Depression/Anxiety

Five Steps to Take Instead of Saying “Stop Feeling This Way”: “To Do” vs “To Be” (Part I)

tobe1I had a very rough summer this year. This summer, two of the elders in my family passed away. I struggled to balance my life in the US while returning to Taiwan to be with my surviving family members and to say goodbye to my deceased family members.

As the summer rolled out and the fall rolls in, I can’t help but feeling exhaustion. Death and dying always teach me something about myself and life. It reminds me how I often focused on the things I need “to do” and forget how “to be” with my loved ones. It also reminded me that there are many things in life, such as death, is not about what “to do” but how “to be.”

It got me to think about “to be” vs. “to do” and how it works in one’s relationship with oneself and his/her partner.

“To Be” vs. “To Do”: Five Steps to Take Instead of Saying “Stop Feeling This Way”

It’s never easy “to be” with yourself when you are not feeling good. When you feel depressed, angry, sad, or anxious, the first thing you want “to do” is to find a way to get out of the emotions.

However, this study showed that by accepting how you feel, you actually might feel better.

That makes sense, right? By feeling bad about feeling bad, you make you feel worse.

Wait, what am I saying?

What I am saying is this: “Instead of trying to do something to get out of your current negative emotions, why not try to stay with your emotions?”

What can you “do” while trying to “be” with your emotions?

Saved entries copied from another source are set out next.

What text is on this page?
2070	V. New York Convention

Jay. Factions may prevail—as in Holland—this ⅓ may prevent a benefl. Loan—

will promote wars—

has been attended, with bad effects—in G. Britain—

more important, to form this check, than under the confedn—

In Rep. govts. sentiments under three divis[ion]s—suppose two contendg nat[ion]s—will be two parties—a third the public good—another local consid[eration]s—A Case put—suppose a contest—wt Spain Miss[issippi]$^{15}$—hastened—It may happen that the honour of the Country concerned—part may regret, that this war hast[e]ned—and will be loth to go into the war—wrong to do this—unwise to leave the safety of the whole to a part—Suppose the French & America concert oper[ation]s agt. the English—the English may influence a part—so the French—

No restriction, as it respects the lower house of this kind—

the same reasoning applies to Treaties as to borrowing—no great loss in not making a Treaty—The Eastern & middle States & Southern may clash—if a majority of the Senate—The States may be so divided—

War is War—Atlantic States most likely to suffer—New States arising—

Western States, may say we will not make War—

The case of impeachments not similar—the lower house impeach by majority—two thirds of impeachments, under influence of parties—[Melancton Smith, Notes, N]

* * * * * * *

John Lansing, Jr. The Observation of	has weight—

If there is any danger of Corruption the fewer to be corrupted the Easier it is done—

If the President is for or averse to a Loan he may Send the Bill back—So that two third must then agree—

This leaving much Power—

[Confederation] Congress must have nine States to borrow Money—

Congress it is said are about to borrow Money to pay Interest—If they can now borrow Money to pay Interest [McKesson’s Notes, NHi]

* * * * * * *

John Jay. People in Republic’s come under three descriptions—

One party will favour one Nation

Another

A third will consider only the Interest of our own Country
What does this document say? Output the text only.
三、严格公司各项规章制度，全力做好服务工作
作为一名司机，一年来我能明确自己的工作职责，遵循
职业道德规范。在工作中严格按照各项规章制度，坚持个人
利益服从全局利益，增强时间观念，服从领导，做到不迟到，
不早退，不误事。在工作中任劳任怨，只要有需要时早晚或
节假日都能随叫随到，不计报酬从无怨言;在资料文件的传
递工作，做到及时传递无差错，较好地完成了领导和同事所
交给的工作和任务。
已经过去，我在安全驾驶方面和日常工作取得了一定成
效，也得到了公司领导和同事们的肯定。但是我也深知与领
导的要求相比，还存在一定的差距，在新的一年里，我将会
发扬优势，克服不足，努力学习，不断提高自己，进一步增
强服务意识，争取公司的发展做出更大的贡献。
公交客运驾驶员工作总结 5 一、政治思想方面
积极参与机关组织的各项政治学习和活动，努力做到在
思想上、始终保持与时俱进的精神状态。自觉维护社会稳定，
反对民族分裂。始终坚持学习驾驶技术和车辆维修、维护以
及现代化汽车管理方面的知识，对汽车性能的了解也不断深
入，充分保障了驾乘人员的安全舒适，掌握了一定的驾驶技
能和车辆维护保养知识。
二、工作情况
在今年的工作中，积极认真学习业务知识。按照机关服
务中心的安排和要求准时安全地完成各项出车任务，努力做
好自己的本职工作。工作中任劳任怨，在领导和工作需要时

Here are five steps you can take.

Step 1: Take out a piece of paper and pen.

Step 2: Instead of saying: “Stop Feeling This way,” try to answer these two questions or just one of them.

Question # 1:
“It’s OK to feel _________ (sad, depressed, anxious, angry, etc.) this way because __________”

Question # 2:
“ Tell me more about your ___________ (sad, depressed, anxious, angry, etc.)”

Step 3: Write as if you are your emotions. For example, if you feel depressed, give your depression a voice. Write down everything the depression has to say on the paper.

Step 4: Answer back as if you are answering to your good friend. Starting the sentence by saying: “It makes sense you feel ________ (sad, depressed, anxious, angry, etc.) because of _______.” I am sure you have spent a lot of time helping other people, why not giving yourself the time you needed for yourself?

Step 5: Now, on the scale 1 to 10, ten means the most distressed emotions and 1 mean nothing, how would you rate yourself comparing to when you first started this exercise?

I hope your answer has gotten you to a place where you are ready to move on to something else. If not, let’s continue.

Step 6: If you continue to feel the stress significantly, repeat step 2-4. Don’t give up. You deserve to be with yourself until you feel better to move on.

Step 7: If the stress is too much to handle, call for help. You deserve the help from your friends, family, loved ones, etc.

Don’t throw away your suffering. Touch your suffering. Face it directly, and your joy will become deeper. You know that suffering and joy are both impermanent. Learn the art of cultivating joy. Practice like this, and you come to the third turning of the Third Noble Truth, the “Realization” that suffering and happiness are not two. When you reach this stage, your joy is no longer fragile. It is true joy.